Biggles took his flying-coat, cap, and goggles from their peg in the hall, then slipped along to his room. He opened a drawer, took out his automatic, which he did not normally carry, slipped it into his pocket, and walked quickly to the hangars.
“Sergeant Hopkins!” he called sharply, as he reached “A” Flight sheds.
“Here, sir!” The sergean
t climbed down from an engine on which he had been working, and came towards him.
“Sergeant,” went on Biggles quickly, “something funny is going on. I can’t tell you what it is, but I’m just mentioning this so that if you think my behaviour is odd you will know I haven’t gone crazy. Take no notice; you may understand later on. First of all, the Spad.” He walked over to where the French machine was standing in the centre of a group of interested mechanics. “Dismiss the men,” he said quietly.
“All right, get back to your work all of you—don’t stand gaping here!” roared the N.C.O. “Get and wash down 4391, some of you.”

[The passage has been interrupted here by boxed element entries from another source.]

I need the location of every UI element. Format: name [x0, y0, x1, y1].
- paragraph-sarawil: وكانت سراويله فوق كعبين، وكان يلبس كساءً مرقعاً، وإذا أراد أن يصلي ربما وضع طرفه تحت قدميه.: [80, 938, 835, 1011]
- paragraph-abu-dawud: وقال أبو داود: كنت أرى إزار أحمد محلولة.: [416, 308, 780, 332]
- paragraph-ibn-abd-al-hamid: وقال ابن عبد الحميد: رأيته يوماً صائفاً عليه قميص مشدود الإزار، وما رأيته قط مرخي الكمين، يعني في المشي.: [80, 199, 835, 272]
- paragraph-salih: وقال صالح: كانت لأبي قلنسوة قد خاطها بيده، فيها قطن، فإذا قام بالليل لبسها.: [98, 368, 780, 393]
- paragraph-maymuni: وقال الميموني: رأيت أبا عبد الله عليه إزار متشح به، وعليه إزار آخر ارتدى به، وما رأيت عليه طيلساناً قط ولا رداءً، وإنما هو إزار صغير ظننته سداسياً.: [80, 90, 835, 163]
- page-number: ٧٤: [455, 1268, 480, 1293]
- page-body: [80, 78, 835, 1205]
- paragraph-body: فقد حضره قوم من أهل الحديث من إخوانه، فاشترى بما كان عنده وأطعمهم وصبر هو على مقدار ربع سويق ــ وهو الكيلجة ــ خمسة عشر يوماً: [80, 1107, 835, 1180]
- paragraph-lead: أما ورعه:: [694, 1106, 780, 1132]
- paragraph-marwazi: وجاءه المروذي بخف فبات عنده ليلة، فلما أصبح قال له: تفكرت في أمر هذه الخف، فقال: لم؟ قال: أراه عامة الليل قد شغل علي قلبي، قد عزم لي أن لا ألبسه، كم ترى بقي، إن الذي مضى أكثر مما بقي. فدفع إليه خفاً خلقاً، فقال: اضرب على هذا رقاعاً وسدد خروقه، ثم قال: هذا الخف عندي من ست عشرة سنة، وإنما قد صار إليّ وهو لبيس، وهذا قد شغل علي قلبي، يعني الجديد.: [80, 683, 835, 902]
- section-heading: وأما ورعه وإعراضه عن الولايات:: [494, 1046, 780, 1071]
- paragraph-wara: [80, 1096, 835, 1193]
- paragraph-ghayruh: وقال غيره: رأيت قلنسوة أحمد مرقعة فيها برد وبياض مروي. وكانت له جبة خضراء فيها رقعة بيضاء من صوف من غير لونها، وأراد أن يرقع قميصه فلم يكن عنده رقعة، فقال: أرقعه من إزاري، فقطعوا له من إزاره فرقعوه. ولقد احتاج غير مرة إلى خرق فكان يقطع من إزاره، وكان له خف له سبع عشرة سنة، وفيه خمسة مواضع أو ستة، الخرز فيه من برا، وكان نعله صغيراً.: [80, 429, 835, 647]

The mechanics departed at the double.
Biggles eyed the Spad thoughtfully. “I’ve got to put this machine out of action for a bit,” he muttered, “but it must be something that you can repair easily. What is the best thing I can do?”
“Puncture a tyre, I should think, sir, would be easiest.”

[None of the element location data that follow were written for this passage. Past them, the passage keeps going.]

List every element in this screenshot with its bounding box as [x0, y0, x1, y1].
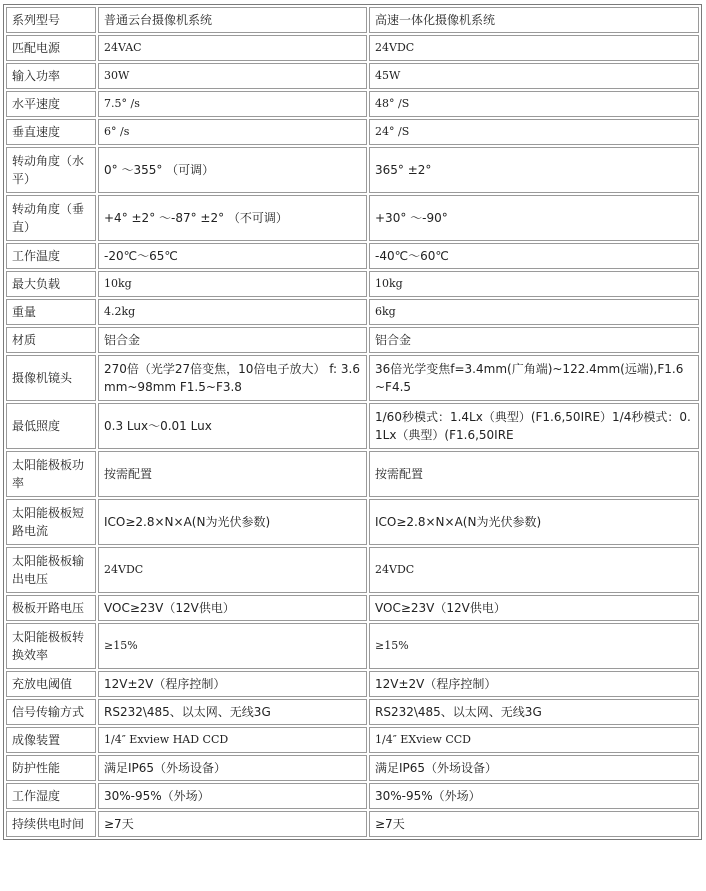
col-highspeed-value: VOC≥23V（12V供电） [369, 595, 699, 621]
col-standard-value: -20℃～65℃ [98, 243, 367, 269]
col-highspeed-value: 36倍光学变焦f=3.4mm(广角端)~122.4mm(远端),F1.6~F4.5 [369, 355, 699, 401]
col-standard-value: 1/4″ Exview HAD CCD [98, 727, 367, 753]
table-row [6, 783, 699, 809]
col-standard-value: 4.2kg [98, 299, 367, 325]
col-standard-value: 按需配置 [98, 451, 367, 497]
col-highspeed-value: ICO≥2.8×N×A(N为光伏参数) [369, 499, 699, 545]
col-standard-value: ICO≥2.8×N×A(N为光伏参数) [98, 499, 367, 545]
col-standard-value: 12V±2V（程序控制） [98, 671, 367, 697]
table-row [6, 547, 699, 593]
row-label: 匹配电源 [6, 35, 96, 61]
row-label: 转动角度（垂直） [6, 195, 96, 241]
table-row [6, 147, 699, 193]
row-label: 太阳能极板短路电流 [6, 499, 96, 545]
row-label: 太阳能极板功率 [6, 451, 96, 497]
table-row [6, 623, 699, 669]
spec-table [3, 4, 702, 840]
table-row [6, 299, 699, 325]
col-highspeed-value: RS232\485、以太网、无线3G [369, 699, 699, 725]
row-label: 极板开路电压 [6, 595, 96, 621]
col-highspeed-value: +30° ～-90° [369, 195, 699, 241]
row-label: 最低照度 [6, 403, 96, 449]
table-row [6, 499, 699, 545]
col-standard-value: 铝合金 [98, 327, 367, 353]
col-standard-value: ≥15% [98, 623, 367, 669]
col-highspeed-value: ≥7天 [369, 811, 699, 837]
col-standard-value: RS232\485、以太网、无线3G [98, 699, 367, 725]
col-highspeed-value: 48° /S [369, 91, 699, 117]
table-row [6, 35, 699, 61]
row-label: 摄像机镜头 [6, 355, 96, 401]
row-label: 成像装置 [6, 727, 96, 753]
col-standard-value: 24VAC [98, 35, 367, 61]
col-highspeed-value: 6kg [369, 299, 699, 325]
col-standard-value: 270倍（光学27倍变焦，10倍电子放大） f: 3.6mm~98mm F1.5~F3.8 [98, 355, 367, 401]
table-row [6, 755, 699, 781]
table-row [6, 63, 699, 89]
col-standard-value: 0.3 Lux～0.01 Lux [98, 403, 367, 449]
col-standard-value: 满足IP65（外场设备） [98, 755, 367, 781]
col-highspeed-value: 30%-95%（外场） [369, 783, 699, 809]
row-label: 转动角度（水平） [6, 147, 96, 193]
row-label: 材质 [6, 327, 96, 353]
col-highspeed-value: 12V±2V（程序控制） [369, 671, 699, 697]
table-row [6, 811, 699, 837]
col-standard-value: 30%-95%（外场） [98, 783, 367, 809]
table-row [6, 727, 699, 753]
row-label: 垂直速度 [6, 119, 96, 145]
col-highspeed-value: 1/60秒模式：1.4Lx（典型）(F1.6,50IRE）1/4秒模式：0.1Lx（典型）(F1.6,50IRE [369, 403, 699, 449]
row-label: 重量 [6, 299, 96, 325]
table-row [6, 403, 699, 449]
col-highspeed-value: 满足IP65（外场设备） [369, 755, 699, 781]
table-row [6, 595, 699, 621]
col-highspeed-value: 45W [369, 63, 699, 89]
col-standard-value: 普通云台摄像机系统 [98, 7, 367, 33]
col-highspeed-value: 24VDC [369, 35, 699, 61]
table-row [6, 355, 699, 401]
col-highspeed-value: 10kg [369, 271, 699, 297]
table-row [6, 451, 699, 497]
col-highspeed-value: 高速一体化摄像机系统 [369, 7, 699, 33]
col-standard-value: 0° ～355° （可调） [98, 147, 367, 193]
row-label: 最大负载 [6, 271, 96, 297]
row-label: 防护性能 [6, 755, 96, 781]
col-standard-value: 24VDC [98, 547, 367, 593]
col-standard-value: 7.5° /s [98, 91, 367, 117]
row-label: 水平速度 [6, 91, 96, 117]
table-row [6, 243, 699, 269]
col-standard-value: ≥7天 [98, 811, 367, 837]
table-row [6, 327, 699, 353]
table-row [6, 671, 699, 697]
col-standard-value: 30W [98, 63, 367, 89]
table-row [6, 7, 699, 33]
col-highspeed-value: -40℃～60℃ [369, 243, 699, 269]
table-row [6, 119, 699, 145]
row-label: 持续供电时间 [6, 811, 96, 837]
col-standard-value: VOC≥23V（12V供电） [98, 595, 367, 621]
table-row [6, 699, 699, 725]
col-highspeed-value: 24VDC [369, 547, 699, 593]
col-highspeed-value: ≥15% [369, 623, 699, 669]
col-highspeed-value: 铝合金 [369, 327, 699, 353]
row-label: 工作湿度 [6, 783, 96, 809]
table-row [6, 91, 699, 117]
row-label: 输入功率 [6, 63, 96, 89]
col-highspeed-value: 365° ±2° [369, 147, 699, 193]
row-label: 充放电阈值 [6, 671, 96, 697]
row-label: 信号传输方式 [6, 699, 96, 725]
table-row [6, 271, 699, 297]
row-label: 太阳能极板转换效率 [6, 623, 96, 669]
col-standard-value: 6° /s [98, 119, 367, 145]
row-label: 太阳能极板输出电压 [6, 547, 96, 593]
row-label: 系列型号 [6, 7, 96, 33]
col-highspeed-value: 1/4″ EXview CCD [369, 727, 699, 753]
row-label: 工作温度 [6, 243, 96, 269]
col-highspeed-value: 按需配置 [369, 451, 699, 497]
col-highspeed-value: 24° /S [369, 119, 699, 145]
col-standard-value: 10kg [98, 271, 367, 297]
col-standard-value: +4° ±2° ～-87° ±2° （不可调） [98, 195, 367, 241]
table-row [6, 195, 699, 241]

“Then lend me that screwdriver of yours a minute.” Biggles took the tool and drove it with all his force into the tyre. There was a sharp hiss of escaping air as he withdrew it.
“That’s that!” he said, with satisfaction. “Now get the tyre off as quickly as you can, but don’t hurry about repairing it unless the weather starts to improve. If the French officer comes along, what I want you to say is that you’ve only just discovered the puncture, so you thought you’d better see about repairing it right away. Got that? Good. Now see about getting my machine out. Get it on the tarmac with the engine ticking over, just as if I was going to take it up for a test flight. Look alive, the clouds are lifting fast, and the French officer may be along here any minute.”
“I get you, sir,” replied the N.C.O. briskly. Then, turning and raising his voice: “Casey—Bright— Williams—Field—get 4391 outside and started up. Brown—Courtenay—start getting the tyre off this Spad. Come on!”